The Dom Post editorial:
Among those most depressed on election night were probably many teachers, their trade unions, and school principals.
I’m not so sure about “many” teachers. Most teachers don’t give a stuff about politics and just want to get on with teaching. It is the teacher politicians who devote most of their energy to educational politics that would have been depressed, but they are a minority of teachers.
The first John Key-led government made a priority of ensuring children can read and write – the foundation for all later learning – and parents getting school reports in plain English.
Known by its shorthand name, national standards, the policy was steadfastly adhered to by Mr Key, who consulted educational experts before the 2008 election on what would make the most difference to the one in five children who leave school illiterate and innumerate.
The policy was equally steadfastly opposed by the primary teachers’ union and the Principals’ Federation, chiefly on ideological grounds.
Their biggest fear is that once data on how schools are doing under national standards is reported to the Education Ministry, it will be available to the whole community, which will learn which of the schools they fund from their taxes perform best.
Outraegous. I’m waiting for Labour to announce a policy that they will ban league tables not only for schools, but also for hospitals. It is appalling that Tony Ryall publishes which DHBs have the quickest times for A&E waiting times and cancer radiation treatment. Not all DHBs have the same sort of patients, and Ryall’s hospital league tables should be banned as they are unfair to the hospitals not at the top.
But it is criminal that up to 20 per cent of students leave school unable to read, write and do arithmetic.
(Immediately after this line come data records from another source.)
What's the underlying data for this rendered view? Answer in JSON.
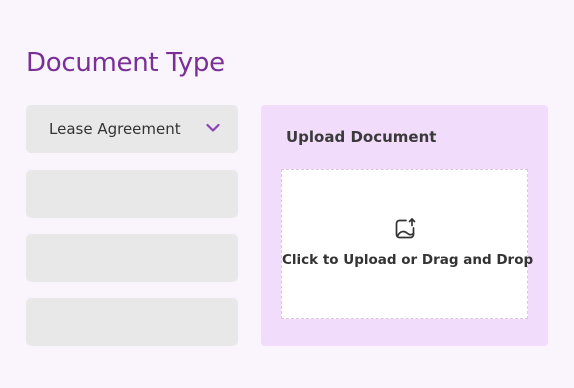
{
  "title": "Document Type",
  "document_type": {
    "selected": "Lease Agreement",
    "icon": "chevron-down-icon",
    "chevron_color": "#8d44b8"
  },
  "upload": {
    "heading": "Upload Document",
    "prompt": "Click to Upload or Drag and Drop",
    "icon": "image-upload-icon"
  },
  "colors": {
    "title": "#7a2f96",
    "panel": "#f2dcfb",
    "field": "#e8e8e8",
    "background": "#faf5fc"
  }
}
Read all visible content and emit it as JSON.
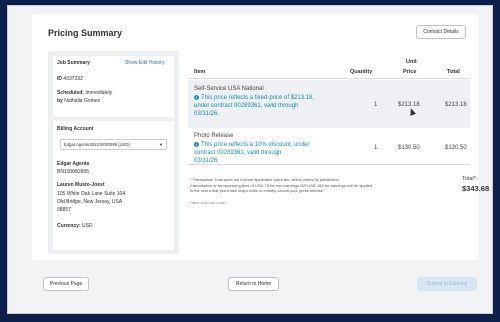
{
  "page": {
    "title": "Pricing Summary",
    "contract_details_label": "Contract Details"
  },
  "job_summary": {
    "heading": "Job Summary",
    "edit_history_link": "Show Edit History",
    "id_label": "ID",
    "id_value": "4337232",
    "scheduled_label": "Scheduled:",
    "scheduled_value": "Immediately",
    "by_label": "by",
    "by_value": "Nathalia Gomez"
  },
  "billing": {
    "heading": "Billing Account",
    "selected_account": "Edgar Agents BN100083995 (USD)",
    "company": "Edgar Agents",
    "account_number": "BN100083995",
    "contact_name": "Lauren Musto-Joest",
    "address_line1": "105 White Oak Lane Suite 104",
    "address_line2": "Old Bridge, New Jersey, USA",
    "zip": "08857",
    "currency_label": "Currency:",
    "currency_value": "USD"
  },
  "table": {
    "headers": {
      "item": "Item",
      "quantity": "Quantity",
      "unit_price_line1": "Unit",
      "unit_price_line2": "Price",
      "total": "Total"
    },
    "rows": [
      {
        "item": "Self-Service USA National",
        "note_line1": "This price reflects a fixed-price of $213.18,",
        "note_line2": "under contract 00289361, valid through",
        "note_line3": "03/31/26.",
        "quantity": "1",
        "unit_price": "$213.18",
        "total": "$213.18"
      },
      {
        "item": "Photo Release",
        "note_line1": "This price reflects a 10% discount, under",
        "note_line2": "contract 00289361, valid through",
        "note_line3": "03/31/26.",
        "quantity": "1",
        "unit_price": "$130.50",
        "total": "$130.50"
      }
    ]
  },
  "summary": {
    "footnote_line1": "* Transaction Total does not include applicable sales tax, which varies by jurisdiction.",
    "footnote_line2": "Cancellation or reprocessing fees of USD 75 for non-earnings OR USD 150 for earnings will be applied",
    "footnote_line3": "in the event that you make major edits or entirely cancel your press release.",
    "promo_link": "Have a promo code?",
    "total_label": "Total*:",
    "total_value": "$343.68"
  },
  "footer": {
    "previous_label": "Previous Page",
    "home_label": "Return to Home",
    "submit_label": "Submit to Editorial"
  },
  "colors": {
    "frame": "#0d1f4a",
    "link": "#1f7ab8",
    "note": "#1b8fb0",
    "disabled_button": "#d8e6f3"
  },
  "icons": [
    "info-icon",
    "chevron-down-icon",
    "mouse-cursor-icon"
  ]
}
Former Labour Party president and new Howard League for Penal Reform chief executive Mike Williams gets it: he is desperate to find literacy teachers willing to help prison inmates. Why would that be necessary if current education policy works as well as teachers claim? After all, those jailbirds went to school somewhere.
The NZ educational system works very well for the average student. However it works very badly for the bottom 20% and not that great for the top 10%.
If children who are failing can be helped to succeed by a different prescription – think kura kaupapa or Rudolf Steiner, for example – the trial is worth conducting to see what can be learned from it.
Absolutely. A great win for ACT and for New Zealand.